4. Incorrect Boundary Checks

Using wrong comparison operators or checking bounds after accessing the array can cause index out of range errors.

Pitfall Example:

@cache
def dfs(i, j):
    if i == len(s1) and j == len(s2):  # Using == instead of >=
        return True
  
    k = i + j
    # Checking bounds AFTER accessing the character
    if s1[i] == s3[k] and i < len(s1):  # Wrong order!
        if dfs(i + 1, j):
            return True

Why it's wrong:

• Using == instead of >= might miss the base case if indices somehow exceed the length
• Accessing s1[i] before checking i < len(s1) causes IndexError

Solution: Always check bounds before accessing array elements, and use >= for safety in base case.

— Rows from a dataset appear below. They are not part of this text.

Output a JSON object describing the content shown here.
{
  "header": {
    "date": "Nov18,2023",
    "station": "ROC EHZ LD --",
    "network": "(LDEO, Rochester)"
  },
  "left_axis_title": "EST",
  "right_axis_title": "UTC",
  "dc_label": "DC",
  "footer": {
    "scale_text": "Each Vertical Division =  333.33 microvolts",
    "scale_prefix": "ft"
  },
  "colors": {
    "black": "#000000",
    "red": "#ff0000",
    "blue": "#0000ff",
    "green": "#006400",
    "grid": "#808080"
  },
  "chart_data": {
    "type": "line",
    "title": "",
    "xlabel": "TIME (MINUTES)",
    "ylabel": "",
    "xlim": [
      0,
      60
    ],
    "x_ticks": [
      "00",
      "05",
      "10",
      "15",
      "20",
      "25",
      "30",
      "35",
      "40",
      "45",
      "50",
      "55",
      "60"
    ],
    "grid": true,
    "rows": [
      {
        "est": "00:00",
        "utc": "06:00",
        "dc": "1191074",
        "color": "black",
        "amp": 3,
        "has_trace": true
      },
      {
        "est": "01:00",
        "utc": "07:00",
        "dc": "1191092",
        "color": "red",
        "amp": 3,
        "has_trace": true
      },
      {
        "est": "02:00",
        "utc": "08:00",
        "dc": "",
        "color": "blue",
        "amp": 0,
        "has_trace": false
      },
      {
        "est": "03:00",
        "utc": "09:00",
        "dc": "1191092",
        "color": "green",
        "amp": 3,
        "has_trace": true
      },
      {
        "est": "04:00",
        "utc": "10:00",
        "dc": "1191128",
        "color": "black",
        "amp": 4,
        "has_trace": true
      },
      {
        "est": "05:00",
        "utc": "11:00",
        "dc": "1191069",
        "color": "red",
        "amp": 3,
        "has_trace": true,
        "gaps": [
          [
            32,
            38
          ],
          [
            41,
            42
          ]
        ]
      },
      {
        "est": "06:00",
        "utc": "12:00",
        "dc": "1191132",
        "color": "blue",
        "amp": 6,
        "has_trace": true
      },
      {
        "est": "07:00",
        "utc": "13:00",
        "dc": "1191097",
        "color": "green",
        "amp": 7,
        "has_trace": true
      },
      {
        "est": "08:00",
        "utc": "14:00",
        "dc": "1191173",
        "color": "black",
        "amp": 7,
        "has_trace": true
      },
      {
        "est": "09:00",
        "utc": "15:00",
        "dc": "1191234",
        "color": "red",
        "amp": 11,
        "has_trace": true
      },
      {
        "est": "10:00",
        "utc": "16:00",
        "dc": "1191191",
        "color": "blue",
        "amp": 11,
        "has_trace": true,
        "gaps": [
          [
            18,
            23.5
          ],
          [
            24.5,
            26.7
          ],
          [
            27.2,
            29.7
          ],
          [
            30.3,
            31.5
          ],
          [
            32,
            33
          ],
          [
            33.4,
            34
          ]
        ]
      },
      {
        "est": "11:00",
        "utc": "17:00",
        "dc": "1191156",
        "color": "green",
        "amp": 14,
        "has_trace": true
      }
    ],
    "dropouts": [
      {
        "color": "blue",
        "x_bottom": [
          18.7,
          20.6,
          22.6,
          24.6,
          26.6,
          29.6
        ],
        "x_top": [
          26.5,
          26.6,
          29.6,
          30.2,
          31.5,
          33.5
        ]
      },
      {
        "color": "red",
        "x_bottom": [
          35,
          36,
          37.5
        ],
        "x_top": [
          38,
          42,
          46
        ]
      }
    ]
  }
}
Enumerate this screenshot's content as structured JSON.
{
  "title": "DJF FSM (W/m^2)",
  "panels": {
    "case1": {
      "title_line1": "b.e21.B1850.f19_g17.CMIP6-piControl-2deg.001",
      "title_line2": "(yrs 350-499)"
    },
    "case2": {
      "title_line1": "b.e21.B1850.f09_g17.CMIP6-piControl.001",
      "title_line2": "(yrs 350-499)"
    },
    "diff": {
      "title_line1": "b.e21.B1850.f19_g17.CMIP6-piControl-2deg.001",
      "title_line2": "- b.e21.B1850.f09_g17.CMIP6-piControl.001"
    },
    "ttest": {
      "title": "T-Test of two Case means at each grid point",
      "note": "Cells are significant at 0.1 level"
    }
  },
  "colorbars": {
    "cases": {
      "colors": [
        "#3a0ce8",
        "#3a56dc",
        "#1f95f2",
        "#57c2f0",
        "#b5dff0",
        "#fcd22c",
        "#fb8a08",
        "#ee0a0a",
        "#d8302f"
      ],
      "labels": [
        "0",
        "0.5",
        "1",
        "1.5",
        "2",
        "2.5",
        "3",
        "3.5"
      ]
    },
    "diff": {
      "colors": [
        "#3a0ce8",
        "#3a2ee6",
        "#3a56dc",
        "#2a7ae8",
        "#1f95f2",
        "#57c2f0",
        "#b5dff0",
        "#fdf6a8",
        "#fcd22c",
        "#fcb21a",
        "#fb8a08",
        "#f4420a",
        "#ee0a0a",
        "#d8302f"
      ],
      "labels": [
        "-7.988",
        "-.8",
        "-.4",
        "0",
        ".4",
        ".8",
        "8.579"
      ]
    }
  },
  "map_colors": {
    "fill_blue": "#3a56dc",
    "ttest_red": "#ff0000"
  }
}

5. Not Handling Empty Strings

The solution might fail or behave unexpectedly with empty strings if not properly considered.

Pitfall Example:

def isInterleave(self, s1: str, s2: str, s3: str) -> bool:
    if not s1 and not s2 and not s3:  # Only checking if all are empty
        return True
    # ... rest of the code

Why it's wrong: This doesn't handle cases where only one or two strings are empty. For example, if s1 = "", s2 = "abc", s3 = "abc", this should return True.

Solution: The length check len(s1) + len(s2) == len(s3) naturally handles empty strings correctly, and the recursive solution works fine with empty strings as long as the length check passes.